History and People
The Philippines is the third largest English speaking country in the world. It has a rich history combining Asian, European, and American influences. Prior to Spanish colonization in 1521, the Filipinos had a rich culture and were trading with the Chinese and the Japanese. Spain’s colonization brought about the construction of Intramuros in 1571, a “Walled City” comprised of European buildings and churches, replicated in different parts of the archipelago. In 1898, after 350 years and 300 rebellions, the Filipinos, with leaders like Jose Rizal and Emilio Aguinaldo, succeeded in winning their independence.
In 1898, the Philippines became the first and only colony of the United States. Following the Philippine-American War, the United States brought widespread education to the islands. Filipinos fought alongside Americans during World War II, particularly at the famous battle of Bataan and Corregidor which delayed Japanese advance and saved Australia. They then waged a guerilla war against the Japanese from 1941 to 1945. The Philippines regained its independence in 1946.
Filipinos are a freedom-loving people, having waged two peaceful, bloodless revolutions against what were perceived as corrupt regimes. The Philippines is a vibrant democracy, as evidenced by 12 English national newspapers, 7 national television stations, hundreds of cable TV stations, and 2,000 radio stations.
Filipinos are a fun-loving people. Throughout the islands, there are fiestas celebrated everyday and foreign guests are always welcome to their homes.
The PHILIPPINES stands at the crossroads of the developed western world and the Orient. It lies in the heart of Southeast Asia, stretching more than 1,840 kilometers. Composed of 7,641 islands, the Philippines is readily accessible to the different capitals of the world. Its three main islands are Luzon, Visayas and Mindanao.
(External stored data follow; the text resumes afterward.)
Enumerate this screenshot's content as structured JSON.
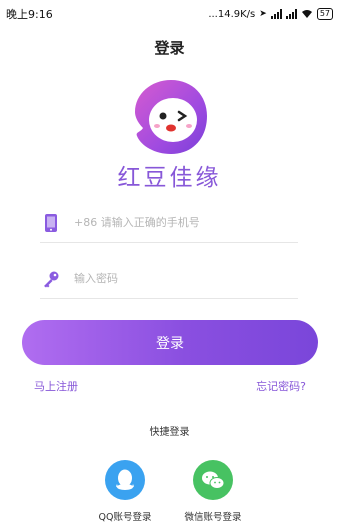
{
  "status_bar": {
    "time": "晚上9:16",
    "network_speed": "...14.9K/s",
    "battery": "57"
  },
  "header": {
    "title": "登录"
  },
  "brand": {
    "app_name": "红豆佳缘",
    "logo_icon": "smiley-blob-logo"
  },
  "form": {
    "phone": {
      "icon": "phone-icon",
      "value": "",
      "placeholder": "+86 请输入正确的手机号"
    },
    "password": {
      "icon": "key-icon",
      "value": "",
      "placeholder": "输入密码"
    },
    "login_label": "登录"
  },
  "links": {
    "register": "马上注册",
    "forgot": "忘记密码?"
  },
  "quick_login": {
    "title": "快捷登录",
    "options": [
      {
        "label": "QQ账号登录",
        "icon": "qq-icon",
        "color": "#3aa2f0"
      },
      {
        "label": "微信账号登录",
        "icon": "wechat-icon",
        "color": "#47c262"
      }
    ]
  },
  "colors": {
    "accent": "#8757d8",
    "button_start": "#b06df0",
    "button_end": "#7a46da"
  }
}
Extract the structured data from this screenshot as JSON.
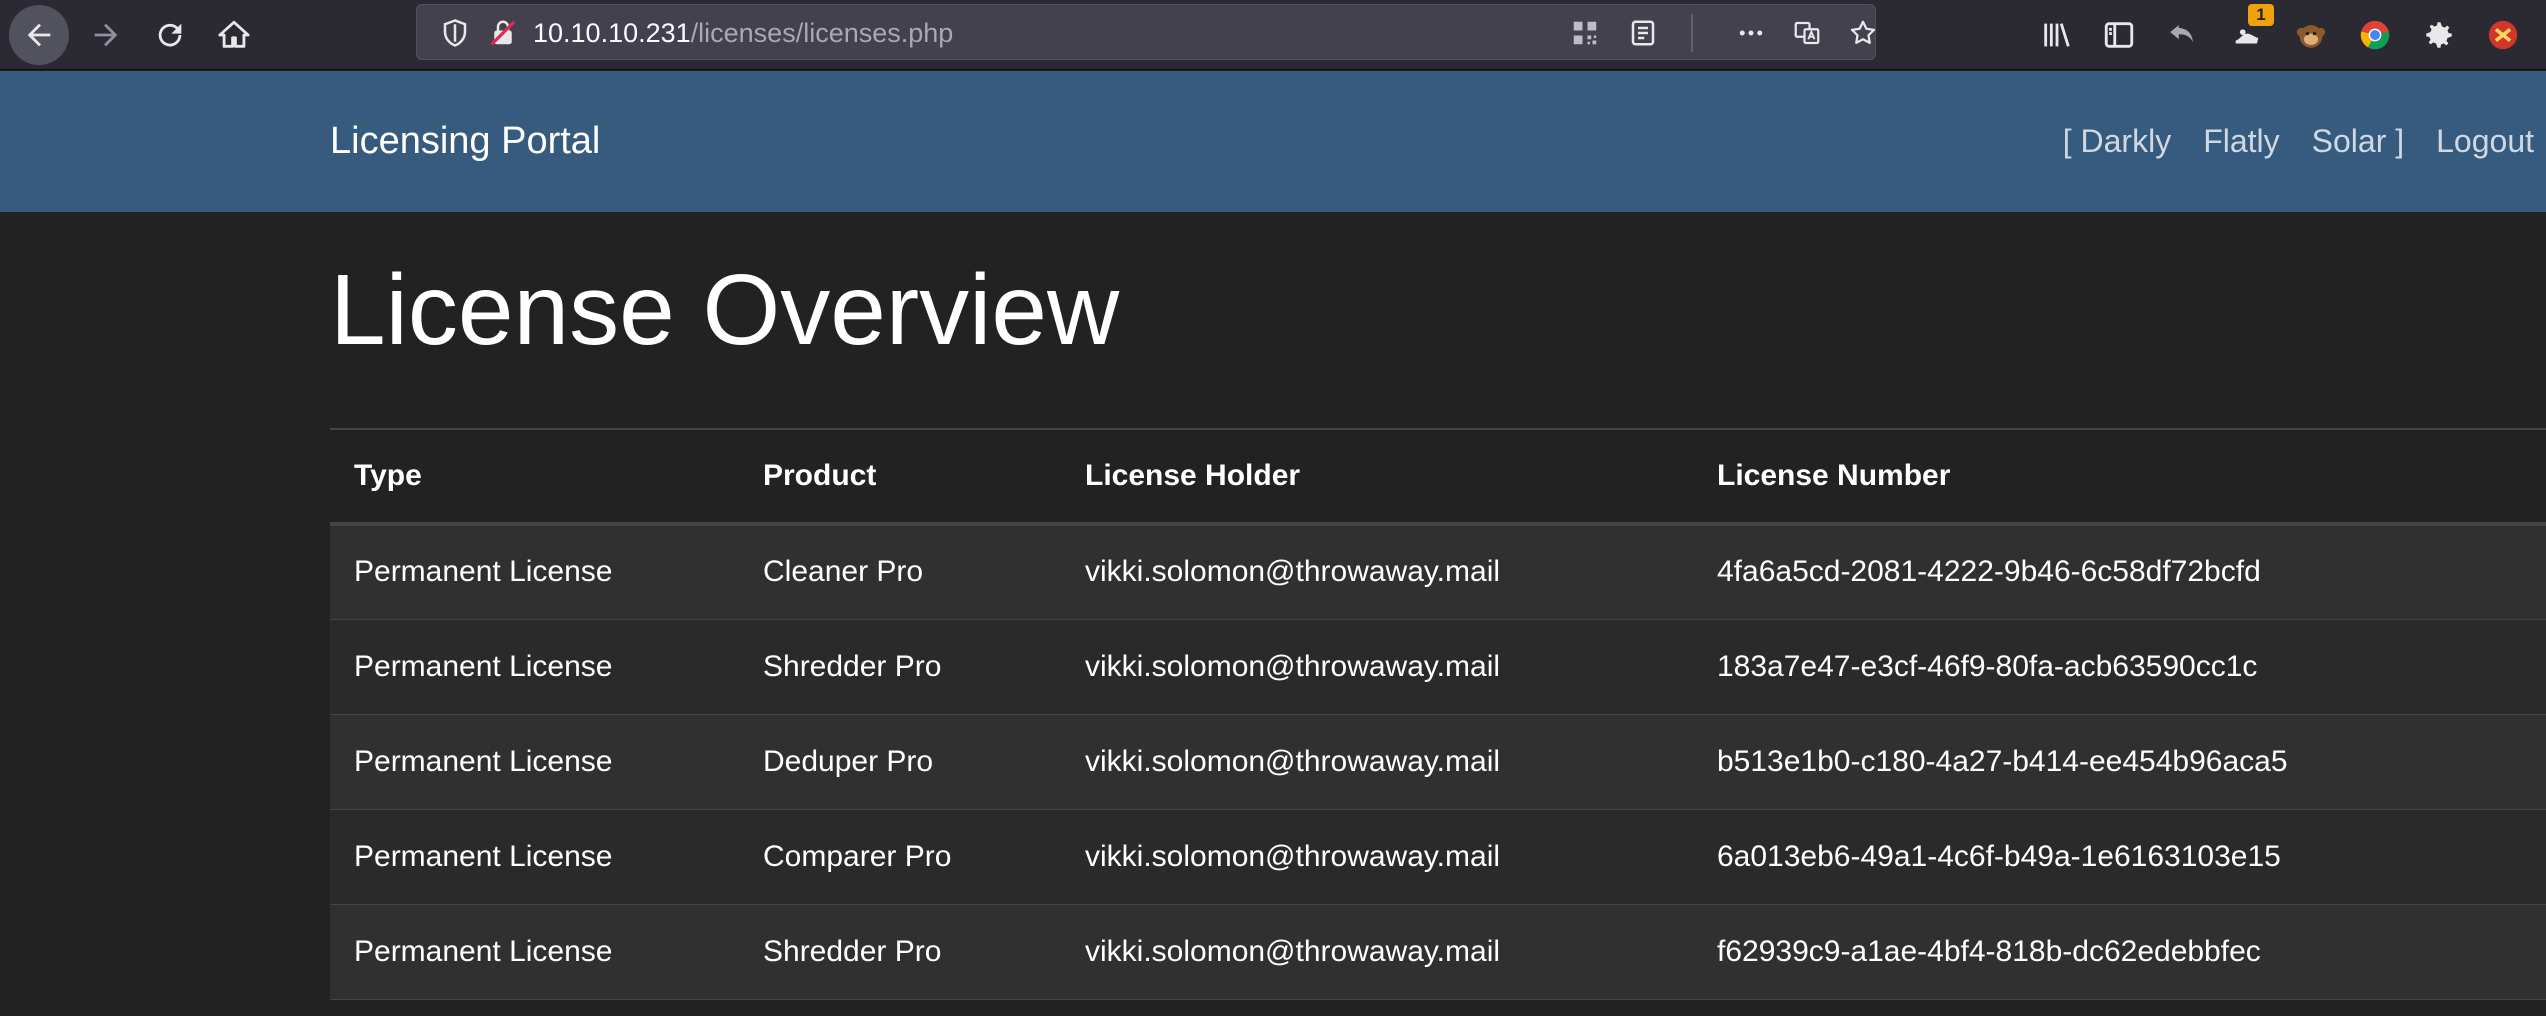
{
  "browser": {
    "url_host": "10.10.10.231",
    "url_path": "/licenses/licenses.php",
    "addon_badge": "1"
  },
  "navbar": {
    "brand": "Licensing Portal",
    "links": [
      "[ Darkly",
      "Flatly",
      "Solar ]",
      "Logout"
    ]
  },
  "main": {
    "title": "License Overview",
    "table": {
      "headers": [
        "Type",
        "Product",
        "License Holder",
        "License Number"
      ],
      "rows": [
        [
          "Permanent License",
          "Cleaner Pro",
          "vikki.solomon@throwaway.mail",
          "4fa6a5cd-2081-4222-9b46-6c58df72bcfd"
        ],
        [
          "Permanent License",
          "Shredder Pro",
          "vikki.solomon@throwaway.mail",
          "183a7e47-e3cf-46f9-80fa-acb63590cc1c"
        ],
        [
          "Permanent License",
          "Deduper Pro",
          "vikki.solomon@throwaway.mail",
          "b513e1b0-c180-4a27-b414-ee454b96aca5"
        ],
        [
          "Permanent License",
          "Comparer Pro",
          "vikki.solomon@throwaway.mail",
          "6a013eb6-49a1-4c6f-b49a-1e6163103e15"
        ],
        [
          "Permanent License",
          "Shredder Pro",
          "vikki.solomon@throwaway.mail",
          "f62939c9-a1ae-4bf4-818b-dc62edebbfec"
        ]
      ]
    }
  }
}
The South China Sea washes its western shores. Taiwan, China and Hong Kong are northern neighbors and further north is Japan. To the west lie Southeast Asian countries such as Singapore, Malaysia and Thailand. An arm of the archipelago reaches out towards Borneo and at its feet stands the chain of Indonesian islands. To the east and south, the waters of the Pacific Ocean sweep its headlands, looking out towards Micronesia and Polynesia.
Its unique location has made the Philippines the commercial, cultural and intellectual hub of Asia from the dawn of history.
The first half of the year, from January to May, is the best time to visit the country. November to February is cool, while March to May is hot and dry. June to October is rainy, with the months between July and September characterized by typhoons. Average temperature is 78 degrees F/25 degrees C; average humidity is 77%. Some parts of the country such as Cebu, are warm and comfortable in all seasons and can be visited throughout the year.
For up-to-date weather information, visit the Philippine Atmospheric, Geophysical and Astronomical Services Adminstration (PAGASA) website: www.pagasa.dost.gov.ph or call PAGASA 24-hour hotline (632)4338526.
Arts and Culture
The major cultural agencies of government are the Cultural Center of the Philippines, the National Historical Commission of the Philippines, the National Museum, The National Library, the Records Management and Archives Office, and the Commission on the Filipino Language. The Heads of these cultural agencies are all ex-officio members of the NCCA Board and all except the Commission on the Filipino Language are together under the National Commission on Culture and Arts.